Orang dengan budaya berbeda kadang-kadang tidak setuju dengan arti dari kata
tersebut, dan juga orang dalam suatu budaya tertentu.
2.2 Peraturan perdamaian
Di dalam berbagai peraturan perang yang telah diuraikan sebelumnya, jelaslah
bahwa Islam mensyaratkan peraturan dalam kondisi perang yaitu menjamin dalam
rangka menghindari adanya pengkhianatan, penculikan, penyikasaan, pencacatan,
dan perusakan. Hal ini menunjukkan bahwa islam menghendaki perang dalam rangka
membimbing manusia sekaligus membasmi kejahatan mereka dan bukan untuk
membantai atau memusnahkan mereka.
Konsep peraturan tersebut berdasarkan pada firman Allah “ Allah tiada
melarang kaum untuk berbuat baik dan belaku adil terhadap orang-orang yang
tidak memerangimu karena agama karena agama tidak (pula) mengusir kamu dari
negerimu. Sesungguhnya Allah menyukai orang-orang yang berlaku adil.

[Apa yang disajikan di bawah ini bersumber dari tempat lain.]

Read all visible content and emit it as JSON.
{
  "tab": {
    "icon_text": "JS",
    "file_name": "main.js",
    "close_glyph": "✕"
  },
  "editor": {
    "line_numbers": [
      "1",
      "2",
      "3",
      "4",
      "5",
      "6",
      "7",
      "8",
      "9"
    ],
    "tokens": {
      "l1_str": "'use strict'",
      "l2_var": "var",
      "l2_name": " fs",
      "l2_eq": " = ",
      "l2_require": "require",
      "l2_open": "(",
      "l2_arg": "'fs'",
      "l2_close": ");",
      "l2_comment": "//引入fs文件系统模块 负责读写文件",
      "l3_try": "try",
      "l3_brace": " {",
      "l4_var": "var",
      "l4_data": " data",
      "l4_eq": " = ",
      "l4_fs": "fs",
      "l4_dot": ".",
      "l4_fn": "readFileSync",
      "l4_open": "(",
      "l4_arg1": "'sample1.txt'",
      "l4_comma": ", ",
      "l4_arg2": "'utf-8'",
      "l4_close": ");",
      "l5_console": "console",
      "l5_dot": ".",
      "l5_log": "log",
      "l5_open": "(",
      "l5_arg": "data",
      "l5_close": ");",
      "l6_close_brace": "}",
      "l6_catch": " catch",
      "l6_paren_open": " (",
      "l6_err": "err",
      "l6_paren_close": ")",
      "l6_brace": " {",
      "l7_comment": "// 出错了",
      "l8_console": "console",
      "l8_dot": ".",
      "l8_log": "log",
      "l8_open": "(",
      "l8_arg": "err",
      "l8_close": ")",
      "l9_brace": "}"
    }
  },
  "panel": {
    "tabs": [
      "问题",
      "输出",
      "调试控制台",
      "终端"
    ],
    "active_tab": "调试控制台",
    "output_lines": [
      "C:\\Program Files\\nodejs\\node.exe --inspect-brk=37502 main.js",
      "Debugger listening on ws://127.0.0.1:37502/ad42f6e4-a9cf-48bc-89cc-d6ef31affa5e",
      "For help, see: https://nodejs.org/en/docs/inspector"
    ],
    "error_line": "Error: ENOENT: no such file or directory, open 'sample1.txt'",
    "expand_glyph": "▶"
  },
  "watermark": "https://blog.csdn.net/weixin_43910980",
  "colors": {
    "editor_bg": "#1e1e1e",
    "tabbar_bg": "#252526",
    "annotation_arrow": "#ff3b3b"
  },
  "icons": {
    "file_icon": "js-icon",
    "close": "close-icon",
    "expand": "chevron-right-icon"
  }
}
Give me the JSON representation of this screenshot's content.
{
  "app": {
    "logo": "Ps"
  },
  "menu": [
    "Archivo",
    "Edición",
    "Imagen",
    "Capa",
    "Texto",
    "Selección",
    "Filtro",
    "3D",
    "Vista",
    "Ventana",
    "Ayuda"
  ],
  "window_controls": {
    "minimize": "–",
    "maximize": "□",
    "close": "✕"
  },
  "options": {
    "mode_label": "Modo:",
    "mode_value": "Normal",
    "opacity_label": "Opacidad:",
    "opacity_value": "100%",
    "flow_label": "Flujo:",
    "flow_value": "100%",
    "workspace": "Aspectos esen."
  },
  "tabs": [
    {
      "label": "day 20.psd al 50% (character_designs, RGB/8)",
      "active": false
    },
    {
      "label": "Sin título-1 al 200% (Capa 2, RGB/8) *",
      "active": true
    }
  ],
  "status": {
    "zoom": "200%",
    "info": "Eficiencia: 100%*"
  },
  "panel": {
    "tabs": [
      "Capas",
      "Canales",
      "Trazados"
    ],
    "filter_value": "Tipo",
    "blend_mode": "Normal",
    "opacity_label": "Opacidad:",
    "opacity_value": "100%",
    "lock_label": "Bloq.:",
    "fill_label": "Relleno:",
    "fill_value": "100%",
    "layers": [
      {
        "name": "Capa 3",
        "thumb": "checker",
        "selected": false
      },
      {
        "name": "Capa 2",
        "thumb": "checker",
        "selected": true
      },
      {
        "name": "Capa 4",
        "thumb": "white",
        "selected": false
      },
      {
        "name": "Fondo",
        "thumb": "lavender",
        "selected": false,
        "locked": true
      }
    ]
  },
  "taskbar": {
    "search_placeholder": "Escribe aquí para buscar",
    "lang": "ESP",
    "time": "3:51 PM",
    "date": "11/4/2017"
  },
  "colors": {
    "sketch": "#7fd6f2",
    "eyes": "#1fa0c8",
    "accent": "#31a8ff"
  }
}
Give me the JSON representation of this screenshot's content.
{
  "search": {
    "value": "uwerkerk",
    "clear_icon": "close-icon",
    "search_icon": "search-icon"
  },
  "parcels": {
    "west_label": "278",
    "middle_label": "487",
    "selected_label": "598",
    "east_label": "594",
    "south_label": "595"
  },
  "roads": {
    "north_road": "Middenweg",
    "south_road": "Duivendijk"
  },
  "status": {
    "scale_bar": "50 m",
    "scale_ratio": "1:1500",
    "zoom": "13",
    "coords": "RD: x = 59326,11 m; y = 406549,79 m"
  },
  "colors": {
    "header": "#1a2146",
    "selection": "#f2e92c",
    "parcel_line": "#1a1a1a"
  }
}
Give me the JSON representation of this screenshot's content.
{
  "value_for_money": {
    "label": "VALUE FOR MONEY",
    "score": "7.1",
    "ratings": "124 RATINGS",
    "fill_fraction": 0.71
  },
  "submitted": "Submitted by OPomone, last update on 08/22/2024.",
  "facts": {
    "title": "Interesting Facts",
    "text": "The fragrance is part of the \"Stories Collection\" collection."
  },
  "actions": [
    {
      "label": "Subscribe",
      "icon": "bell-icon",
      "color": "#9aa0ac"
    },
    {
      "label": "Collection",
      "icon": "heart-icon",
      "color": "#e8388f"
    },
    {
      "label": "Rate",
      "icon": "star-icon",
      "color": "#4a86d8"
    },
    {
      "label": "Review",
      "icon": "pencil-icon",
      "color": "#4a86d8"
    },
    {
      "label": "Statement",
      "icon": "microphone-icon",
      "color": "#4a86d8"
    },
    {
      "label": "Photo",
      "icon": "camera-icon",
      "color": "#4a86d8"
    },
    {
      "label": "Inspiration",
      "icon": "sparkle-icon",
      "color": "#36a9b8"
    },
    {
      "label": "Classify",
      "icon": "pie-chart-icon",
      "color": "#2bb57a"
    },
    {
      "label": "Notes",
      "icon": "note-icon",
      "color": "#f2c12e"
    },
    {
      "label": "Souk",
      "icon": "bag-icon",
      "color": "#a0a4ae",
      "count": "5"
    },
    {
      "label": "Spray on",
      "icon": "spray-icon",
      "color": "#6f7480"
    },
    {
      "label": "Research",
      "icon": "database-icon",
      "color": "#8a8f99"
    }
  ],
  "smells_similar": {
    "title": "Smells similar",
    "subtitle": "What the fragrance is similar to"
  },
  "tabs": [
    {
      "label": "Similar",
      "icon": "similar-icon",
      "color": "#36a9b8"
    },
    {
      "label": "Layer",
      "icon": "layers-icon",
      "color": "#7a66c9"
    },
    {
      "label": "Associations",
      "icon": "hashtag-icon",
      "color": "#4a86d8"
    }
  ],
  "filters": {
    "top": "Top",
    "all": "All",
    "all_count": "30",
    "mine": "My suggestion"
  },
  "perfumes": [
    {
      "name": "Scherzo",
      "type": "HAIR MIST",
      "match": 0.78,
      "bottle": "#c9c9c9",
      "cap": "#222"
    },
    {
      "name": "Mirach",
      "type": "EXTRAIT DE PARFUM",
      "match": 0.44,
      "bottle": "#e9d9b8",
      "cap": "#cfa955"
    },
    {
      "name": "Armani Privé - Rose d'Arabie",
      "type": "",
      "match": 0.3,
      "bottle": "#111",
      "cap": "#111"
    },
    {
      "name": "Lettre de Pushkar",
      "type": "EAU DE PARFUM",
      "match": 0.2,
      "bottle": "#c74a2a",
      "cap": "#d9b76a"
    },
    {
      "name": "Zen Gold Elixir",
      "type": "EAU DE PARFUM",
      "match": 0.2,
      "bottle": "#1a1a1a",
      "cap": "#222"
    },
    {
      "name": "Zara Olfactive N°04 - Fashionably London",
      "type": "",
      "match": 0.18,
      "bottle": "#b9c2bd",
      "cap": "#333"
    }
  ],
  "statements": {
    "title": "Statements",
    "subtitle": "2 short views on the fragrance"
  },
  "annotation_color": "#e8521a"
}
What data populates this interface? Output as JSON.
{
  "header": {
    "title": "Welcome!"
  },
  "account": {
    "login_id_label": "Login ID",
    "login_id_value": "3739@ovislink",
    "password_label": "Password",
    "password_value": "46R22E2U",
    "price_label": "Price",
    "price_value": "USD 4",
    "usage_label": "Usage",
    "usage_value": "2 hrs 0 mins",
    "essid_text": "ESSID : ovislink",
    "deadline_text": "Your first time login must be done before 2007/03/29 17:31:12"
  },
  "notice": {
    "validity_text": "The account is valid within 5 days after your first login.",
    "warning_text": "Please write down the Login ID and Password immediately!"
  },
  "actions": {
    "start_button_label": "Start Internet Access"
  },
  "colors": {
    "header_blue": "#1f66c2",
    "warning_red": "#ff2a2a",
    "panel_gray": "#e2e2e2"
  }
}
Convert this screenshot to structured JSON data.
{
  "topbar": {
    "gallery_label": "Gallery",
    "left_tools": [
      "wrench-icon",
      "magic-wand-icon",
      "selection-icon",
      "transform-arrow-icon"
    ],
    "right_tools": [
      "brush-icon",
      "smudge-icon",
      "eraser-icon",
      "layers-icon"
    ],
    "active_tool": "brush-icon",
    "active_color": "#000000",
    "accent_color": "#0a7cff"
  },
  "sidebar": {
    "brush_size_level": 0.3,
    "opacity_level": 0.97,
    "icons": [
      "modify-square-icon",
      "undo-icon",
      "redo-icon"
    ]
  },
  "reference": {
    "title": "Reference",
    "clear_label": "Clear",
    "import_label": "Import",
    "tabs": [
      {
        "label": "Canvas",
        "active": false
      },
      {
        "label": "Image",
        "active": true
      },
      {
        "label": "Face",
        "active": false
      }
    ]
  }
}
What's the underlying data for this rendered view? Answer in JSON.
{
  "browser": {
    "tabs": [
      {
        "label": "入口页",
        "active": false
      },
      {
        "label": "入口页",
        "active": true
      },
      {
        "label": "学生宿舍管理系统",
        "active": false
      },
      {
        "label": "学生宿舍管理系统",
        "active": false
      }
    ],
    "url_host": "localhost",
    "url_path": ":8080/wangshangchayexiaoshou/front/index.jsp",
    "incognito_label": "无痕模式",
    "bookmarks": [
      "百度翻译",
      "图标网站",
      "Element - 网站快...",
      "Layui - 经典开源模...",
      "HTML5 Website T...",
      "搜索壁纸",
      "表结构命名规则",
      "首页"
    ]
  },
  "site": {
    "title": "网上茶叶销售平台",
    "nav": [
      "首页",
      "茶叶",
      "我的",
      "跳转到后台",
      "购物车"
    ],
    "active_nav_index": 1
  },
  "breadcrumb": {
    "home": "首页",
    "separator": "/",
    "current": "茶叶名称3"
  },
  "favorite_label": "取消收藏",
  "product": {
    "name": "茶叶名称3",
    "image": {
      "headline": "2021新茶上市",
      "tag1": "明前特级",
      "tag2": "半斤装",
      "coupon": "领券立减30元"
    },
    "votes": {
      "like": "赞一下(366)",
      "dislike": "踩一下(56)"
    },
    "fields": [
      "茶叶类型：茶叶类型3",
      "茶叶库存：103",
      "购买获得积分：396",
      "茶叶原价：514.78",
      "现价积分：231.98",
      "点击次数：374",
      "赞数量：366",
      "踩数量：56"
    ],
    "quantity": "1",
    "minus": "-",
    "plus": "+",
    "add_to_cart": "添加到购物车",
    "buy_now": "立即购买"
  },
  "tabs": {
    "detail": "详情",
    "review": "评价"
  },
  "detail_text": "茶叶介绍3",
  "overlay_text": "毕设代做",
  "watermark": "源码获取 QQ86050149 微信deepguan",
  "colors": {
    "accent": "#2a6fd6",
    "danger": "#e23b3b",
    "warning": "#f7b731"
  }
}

Sesungguhnya Allah hanya melarang kamu menjadikan sebagai kawinmu orang-orang
yang memerangimu dan mengusir karena agama, dan mengusir kamu dari negerimu,
dan membantu (orang lain) untuk mengusirmu, dan barang siapa menjadikan mereka
sebagai kawan, maka mereka itulah orang-orang yang dzalim”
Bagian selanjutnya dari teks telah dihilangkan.